FAYETTEVILLE, Ark. - Noel Polk, Professor of English at the University of Southern Mississippi and one of the nation’s most distinguished scholars of modern Southern literature, will deliver a lecture on Southern identity and myth on Wednesday, Oct. 9, at 7:30 p.m. in Giffels Auditorium.
Entitled, "Outside History, Too; or, How I Learned To Stop Whining and Love The War," Professor Polk's lecture carries forward ideas that he explored in his 1997 book, "Outside the Southern Myth," a memoir - or anti-memoir, as he calls it, since it's most about what he doesn't remember - about growing up in Picayune, Miss.
Picayune, Polk observes, was geographically Southern but not "Southern" in the same ways that Natchez, Vicksburg or Oxford were. Deliberately modern and middle-class in its interests, the town was not backward-looking, as the South is always presumed to be, if only because it didn't have much to look backward at.

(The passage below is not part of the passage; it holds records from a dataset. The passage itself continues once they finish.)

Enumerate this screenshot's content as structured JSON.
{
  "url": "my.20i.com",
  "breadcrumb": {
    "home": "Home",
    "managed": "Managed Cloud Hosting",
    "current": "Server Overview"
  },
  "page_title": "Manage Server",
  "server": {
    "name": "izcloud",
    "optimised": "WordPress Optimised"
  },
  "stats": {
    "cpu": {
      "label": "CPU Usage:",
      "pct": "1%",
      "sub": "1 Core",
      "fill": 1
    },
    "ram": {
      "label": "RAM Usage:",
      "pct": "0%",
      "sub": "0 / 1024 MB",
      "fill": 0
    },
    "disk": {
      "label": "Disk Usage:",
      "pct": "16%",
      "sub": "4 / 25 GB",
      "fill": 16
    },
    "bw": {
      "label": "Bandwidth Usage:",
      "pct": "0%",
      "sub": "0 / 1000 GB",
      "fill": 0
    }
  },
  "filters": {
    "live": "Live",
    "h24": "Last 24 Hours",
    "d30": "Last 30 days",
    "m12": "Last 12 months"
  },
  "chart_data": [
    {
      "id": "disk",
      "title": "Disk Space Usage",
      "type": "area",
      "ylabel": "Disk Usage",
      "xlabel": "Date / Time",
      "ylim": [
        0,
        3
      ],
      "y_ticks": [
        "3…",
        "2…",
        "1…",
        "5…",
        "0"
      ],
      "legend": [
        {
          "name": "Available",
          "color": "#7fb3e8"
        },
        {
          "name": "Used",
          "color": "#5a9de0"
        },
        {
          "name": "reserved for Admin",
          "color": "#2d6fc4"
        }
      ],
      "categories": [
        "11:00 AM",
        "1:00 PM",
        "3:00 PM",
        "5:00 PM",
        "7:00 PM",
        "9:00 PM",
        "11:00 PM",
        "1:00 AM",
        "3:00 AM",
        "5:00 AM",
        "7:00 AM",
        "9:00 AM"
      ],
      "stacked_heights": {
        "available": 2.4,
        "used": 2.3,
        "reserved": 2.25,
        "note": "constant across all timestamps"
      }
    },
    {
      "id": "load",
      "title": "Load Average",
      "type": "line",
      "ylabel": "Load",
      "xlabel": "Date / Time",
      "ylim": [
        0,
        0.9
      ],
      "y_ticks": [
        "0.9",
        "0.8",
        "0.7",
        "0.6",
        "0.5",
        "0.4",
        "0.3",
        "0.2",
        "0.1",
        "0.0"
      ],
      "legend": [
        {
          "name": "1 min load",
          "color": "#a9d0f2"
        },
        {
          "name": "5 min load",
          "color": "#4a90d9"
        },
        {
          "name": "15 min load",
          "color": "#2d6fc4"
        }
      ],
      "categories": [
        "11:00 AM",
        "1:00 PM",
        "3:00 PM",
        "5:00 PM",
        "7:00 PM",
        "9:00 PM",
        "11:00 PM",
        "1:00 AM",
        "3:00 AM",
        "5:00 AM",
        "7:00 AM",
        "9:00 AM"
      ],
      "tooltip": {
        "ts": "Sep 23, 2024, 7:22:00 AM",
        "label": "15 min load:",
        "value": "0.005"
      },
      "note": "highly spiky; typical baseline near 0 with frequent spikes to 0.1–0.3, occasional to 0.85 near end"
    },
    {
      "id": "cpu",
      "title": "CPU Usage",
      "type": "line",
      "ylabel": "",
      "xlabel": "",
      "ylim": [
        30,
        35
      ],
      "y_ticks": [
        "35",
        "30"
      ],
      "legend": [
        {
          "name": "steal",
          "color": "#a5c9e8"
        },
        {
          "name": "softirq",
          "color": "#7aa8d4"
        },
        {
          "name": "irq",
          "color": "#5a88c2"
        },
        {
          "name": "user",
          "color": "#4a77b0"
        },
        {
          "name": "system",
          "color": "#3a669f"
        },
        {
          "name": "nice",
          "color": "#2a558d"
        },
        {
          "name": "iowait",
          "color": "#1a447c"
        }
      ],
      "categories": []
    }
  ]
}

When Polk later became a student and scholar of Southern literature, a friction developed between his own South and the "South" that was presented to him in the literature and history of Mississippi and of the region. In brief, he felt outside the Southern myth. Professor Polk's lecture is a further meditation on this deep-seated friction and what he perceives as his own peculiar Southernness and his own family's place in that Southernness.
Professor Polk is the author or editor of over 20 books on Southern literature and is renowned for his work on William Faulkner and Eudora Welty. Polk's lecture is sponsored by the Diane Blair Center of Southern Politics and Society, the Department of English and the Center for Arkansas and Regional Studies. All are invited to attend.